High tech high touch is the motto for our Cowork Tools, and high tech high touch is the frame in which to look at developing this business.
These businesses are used to online, they do not find it off-putting or inferior to traditional business, and they have little patience for attitudes that relegate them and their thriving businesses to second class. They need and want a home base, a single place where they can get all their business needs handled easily and without friction.
These businesses want a place where their customers can go to get in touch with them, which is attractive and professional, and where their customers can get an answer while they themselves are working on location with another customer. They often need a place where they can store their — often extremely expensive — speciality tools and where they can do some prefabrication or store materials needed for a job. Warehouse space is excellent for these coworkers.
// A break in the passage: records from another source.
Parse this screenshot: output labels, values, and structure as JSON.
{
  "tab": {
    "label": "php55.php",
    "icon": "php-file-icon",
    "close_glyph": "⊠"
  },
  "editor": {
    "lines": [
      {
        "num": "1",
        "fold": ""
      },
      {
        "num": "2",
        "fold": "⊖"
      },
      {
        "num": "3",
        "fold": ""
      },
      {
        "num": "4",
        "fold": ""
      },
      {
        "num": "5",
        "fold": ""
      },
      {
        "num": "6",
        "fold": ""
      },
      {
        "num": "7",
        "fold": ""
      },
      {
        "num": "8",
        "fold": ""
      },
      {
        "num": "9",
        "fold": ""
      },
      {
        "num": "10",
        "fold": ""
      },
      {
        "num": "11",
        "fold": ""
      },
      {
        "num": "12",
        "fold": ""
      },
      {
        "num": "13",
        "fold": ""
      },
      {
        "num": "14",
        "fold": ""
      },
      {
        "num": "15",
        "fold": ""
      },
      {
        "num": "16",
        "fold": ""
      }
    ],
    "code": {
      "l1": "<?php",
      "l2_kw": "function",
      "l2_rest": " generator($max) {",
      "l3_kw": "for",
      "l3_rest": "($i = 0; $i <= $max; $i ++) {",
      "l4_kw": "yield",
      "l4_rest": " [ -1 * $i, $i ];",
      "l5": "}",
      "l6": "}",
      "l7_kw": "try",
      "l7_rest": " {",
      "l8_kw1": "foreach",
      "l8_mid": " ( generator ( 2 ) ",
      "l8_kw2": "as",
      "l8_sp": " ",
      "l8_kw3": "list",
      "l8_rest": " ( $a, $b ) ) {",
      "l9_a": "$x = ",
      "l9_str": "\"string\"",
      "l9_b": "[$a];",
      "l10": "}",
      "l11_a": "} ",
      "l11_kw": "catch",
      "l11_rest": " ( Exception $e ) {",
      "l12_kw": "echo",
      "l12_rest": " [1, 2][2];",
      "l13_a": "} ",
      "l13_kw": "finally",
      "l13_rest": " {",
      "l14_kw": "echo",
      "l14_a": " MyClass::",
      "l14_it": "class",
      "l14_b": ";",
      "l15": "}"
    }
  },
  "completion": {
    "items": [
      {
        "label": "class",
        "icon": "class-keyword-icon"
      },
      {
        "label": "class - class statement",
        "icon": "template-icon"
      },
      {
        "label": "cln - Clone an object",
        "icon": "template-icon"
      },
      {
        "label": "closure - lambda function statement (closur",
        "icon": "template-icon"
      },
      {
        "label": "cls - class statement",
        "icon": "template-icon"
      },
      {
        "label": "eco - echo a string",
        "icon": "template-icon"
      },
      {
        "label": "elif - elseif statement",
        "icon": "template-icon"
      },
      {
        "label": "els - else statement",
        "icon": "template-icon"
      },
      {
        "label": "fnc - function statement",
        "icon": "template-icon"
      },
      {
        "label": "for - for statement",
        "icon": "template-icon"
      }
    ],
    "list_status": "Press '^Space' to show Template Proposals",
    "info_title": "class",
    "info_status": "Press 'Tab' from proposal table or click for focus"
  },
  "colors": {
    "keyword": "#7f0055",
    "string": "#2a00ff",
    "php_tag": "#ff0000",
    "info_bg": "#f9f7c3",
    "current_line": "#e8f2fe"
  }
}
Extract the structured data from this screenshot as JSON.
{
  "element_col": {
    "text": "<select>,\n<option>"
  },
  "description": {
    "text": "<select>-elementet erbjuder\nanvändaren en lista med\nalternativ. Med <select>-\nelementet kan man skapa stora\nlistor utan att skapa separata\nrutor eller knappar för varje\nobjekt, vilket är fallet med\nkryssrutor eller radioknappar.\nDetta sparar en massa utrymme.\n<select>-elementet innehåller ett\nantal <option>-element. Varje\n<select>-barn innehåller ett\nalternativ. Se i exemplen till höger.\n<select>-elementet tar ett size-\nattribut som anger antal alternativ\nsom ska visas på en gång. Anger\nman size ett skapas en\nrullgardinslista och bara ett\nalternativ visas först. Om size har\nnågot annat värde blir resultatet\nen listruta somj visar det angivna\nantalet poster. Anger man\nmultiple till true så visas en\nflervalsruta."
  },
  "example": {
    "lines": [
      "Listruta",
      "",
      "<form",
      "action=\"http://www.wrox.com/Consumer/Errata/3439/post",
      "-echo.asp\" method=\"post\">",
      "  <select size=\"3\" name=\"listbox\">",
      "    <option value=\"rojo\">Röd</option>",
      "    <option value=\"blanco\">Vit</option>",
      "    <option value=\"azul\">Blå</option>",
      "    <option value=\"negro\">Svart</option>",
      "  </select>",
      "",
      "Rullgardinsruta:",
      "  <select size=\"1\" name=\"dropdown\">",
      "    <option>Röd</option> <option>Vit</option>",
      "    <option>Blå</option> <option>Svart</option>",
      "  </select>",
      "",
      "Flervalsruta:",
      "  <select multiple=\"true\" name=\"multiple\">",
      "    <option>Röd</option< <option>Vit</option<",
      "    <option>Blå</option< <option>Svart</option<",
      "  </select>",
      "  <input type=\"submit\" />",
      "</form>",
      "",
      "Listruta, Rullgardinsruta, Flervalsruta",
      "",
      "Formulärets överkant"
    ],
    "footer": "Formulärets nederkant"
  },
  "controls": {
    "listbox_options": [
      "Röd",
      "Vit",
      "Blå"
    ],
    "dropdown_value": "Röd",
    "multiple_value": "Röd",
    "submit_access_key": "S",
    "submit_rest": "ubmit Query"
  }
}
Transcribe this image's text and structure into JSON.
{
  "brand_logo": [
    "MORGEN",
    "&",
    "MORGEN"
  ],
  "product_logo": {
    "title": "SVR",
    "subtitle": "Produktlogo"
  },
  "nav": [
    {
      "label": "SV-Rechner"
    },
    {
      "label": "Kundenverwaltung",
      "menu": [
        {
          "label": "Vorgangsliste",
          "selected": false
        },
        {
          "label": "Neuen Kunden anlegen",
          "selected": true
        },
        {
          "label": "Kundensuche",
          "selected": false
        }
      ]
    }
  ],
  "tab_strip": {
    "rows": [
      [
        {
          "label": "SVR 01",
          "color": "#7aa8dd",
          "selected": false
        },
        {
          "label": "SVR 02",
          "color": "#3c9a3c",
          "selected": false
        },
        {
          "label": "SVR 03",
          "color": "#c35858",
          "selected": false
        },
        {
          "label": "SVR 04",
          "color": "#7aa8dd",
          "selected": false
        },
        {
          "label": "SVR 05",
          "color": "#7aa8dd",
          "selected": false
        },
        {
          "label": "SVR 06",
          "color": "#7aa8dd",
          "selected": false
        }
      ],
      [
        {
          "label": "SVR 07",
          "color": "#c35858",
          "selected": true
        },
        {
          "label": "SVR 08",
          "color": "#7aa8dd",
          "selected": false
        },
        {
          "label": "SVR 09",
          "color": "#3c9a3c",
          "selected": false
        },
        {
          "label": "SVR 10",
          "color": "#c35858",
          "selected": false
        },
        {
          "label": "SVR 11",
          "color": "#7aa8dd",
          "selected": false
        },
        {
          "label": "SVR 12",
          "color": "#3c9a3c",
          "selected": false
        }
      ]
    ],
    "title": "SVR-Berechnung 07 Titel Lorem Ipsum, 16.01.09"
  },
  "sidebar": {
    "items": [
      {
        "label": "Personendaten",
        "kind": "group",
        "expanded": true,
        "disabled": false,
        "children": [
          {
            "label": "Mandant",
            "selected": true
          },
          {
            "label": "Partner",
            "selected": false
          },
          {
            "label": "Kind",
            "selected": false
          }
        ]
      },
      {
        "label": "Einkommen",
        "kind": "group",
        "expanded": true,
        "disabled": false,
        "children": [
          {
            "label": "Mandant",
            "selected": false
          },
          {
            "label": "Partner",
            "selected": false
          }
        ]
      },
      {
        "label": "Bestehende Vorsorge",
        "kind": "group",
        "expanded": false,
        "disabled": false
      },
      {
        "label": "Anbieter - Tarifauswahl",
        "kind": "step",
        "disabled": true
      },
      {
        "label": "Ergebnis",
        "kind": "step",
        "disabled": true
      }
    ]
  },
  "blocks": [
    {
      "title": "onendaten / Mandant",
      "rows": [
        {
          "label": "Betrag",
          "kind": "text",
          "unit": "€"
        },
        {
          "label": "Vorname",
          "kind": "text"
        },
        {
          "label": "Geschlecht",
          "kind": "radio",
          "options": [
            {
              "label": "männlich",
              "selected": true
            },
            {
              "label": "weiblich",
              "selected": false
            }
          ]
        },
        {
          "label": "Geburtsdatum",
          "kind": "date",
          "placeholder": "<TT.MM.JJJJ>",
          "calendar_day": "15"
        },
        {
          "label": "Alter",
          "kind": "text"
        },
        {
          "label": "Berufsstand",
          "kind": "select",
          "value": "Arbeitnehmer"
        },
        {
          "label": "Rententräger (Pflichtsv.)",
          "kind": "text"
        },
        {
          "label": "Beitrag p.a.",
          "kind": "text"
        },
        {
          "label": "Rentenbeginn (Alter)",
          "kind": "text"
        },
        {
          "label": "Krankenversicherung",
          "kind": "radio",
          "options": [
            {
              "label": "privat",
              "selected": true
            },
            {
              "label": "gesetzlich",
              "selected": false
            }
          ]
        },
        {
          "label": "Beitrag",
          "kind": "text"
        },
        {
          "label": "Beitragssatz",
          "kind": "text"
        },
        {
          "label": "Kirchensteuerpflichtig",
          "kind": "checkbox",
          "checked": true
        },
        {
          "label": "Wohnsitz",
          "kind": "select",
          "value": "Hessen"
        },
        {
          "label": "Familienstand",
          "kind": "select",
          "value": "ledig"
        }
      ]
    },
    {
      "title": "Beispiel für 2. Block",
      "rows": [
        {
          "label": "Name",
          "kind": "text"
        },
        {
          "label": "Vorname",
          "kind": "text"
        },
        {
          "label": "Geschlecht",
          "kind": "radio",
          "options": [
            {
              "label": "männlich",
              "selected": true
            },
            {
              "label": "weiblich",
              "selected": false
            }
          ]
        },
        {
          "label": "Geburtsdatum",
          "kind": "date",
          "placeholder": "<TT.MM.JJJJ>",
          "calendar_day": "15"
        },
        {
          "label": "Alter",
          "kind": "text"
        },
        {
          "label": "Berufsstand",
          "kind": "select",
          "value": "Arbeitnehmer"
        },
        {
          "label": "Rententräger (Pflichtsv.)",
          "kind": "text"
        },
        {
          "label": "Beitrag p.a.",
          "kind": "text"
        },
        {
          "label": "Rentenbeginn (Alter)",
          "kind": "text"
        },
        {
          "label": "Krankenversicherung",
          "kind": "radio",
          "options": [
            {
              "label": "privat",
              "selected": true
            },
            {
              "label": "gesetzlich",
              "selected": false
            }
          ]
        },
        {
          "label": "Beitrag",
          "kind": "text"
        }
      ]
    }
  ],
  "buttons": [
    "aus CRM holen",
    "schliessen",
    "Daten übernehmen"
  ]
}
These businesses need a place where they can handle crises when they come up, where they can reliably come and work for short periods and rely on someone else to handle their post and visitors when they are away.
All these businesses and more, need an address where they can receive their mail, they need a person with some sense of who they are to handle that mail when they are not around, they need a place to meet when they meet which can accommodate hybrid meetings, and they need a place which is flexible enough to add services and support when they need it or to put them in touch with someone — maybe another coworker — when that isn’t possible. A business concierge if you like.
Implementation and Future Proofing
To implement this the hardest part is the change in perspective, in how we look at these businesses and our relationship to them as coworkers.
After that it is a relatively simple matter of adjusting the contracts, making sure they are in accordance with local regulations and rules, setting a price for the additional services and improving our hospitality and customer service game to include both the online and offline world coworkers inhabit.
One thing all these businesses share is that they need an address to receive mail and register their business, and they need a place to receive visitors — sometimes regularly and sometimes irregularly. And they need it to be their place, not someone else’s.
If you allow people to use your address, then you will need to comply with the AML/KYC regulations right across Europe and the UK.
Even if you do not, you will need to comply with GDPR in all your business processes — and the trustworthiness and protection of your community is an important way to distinguish yourself in the market.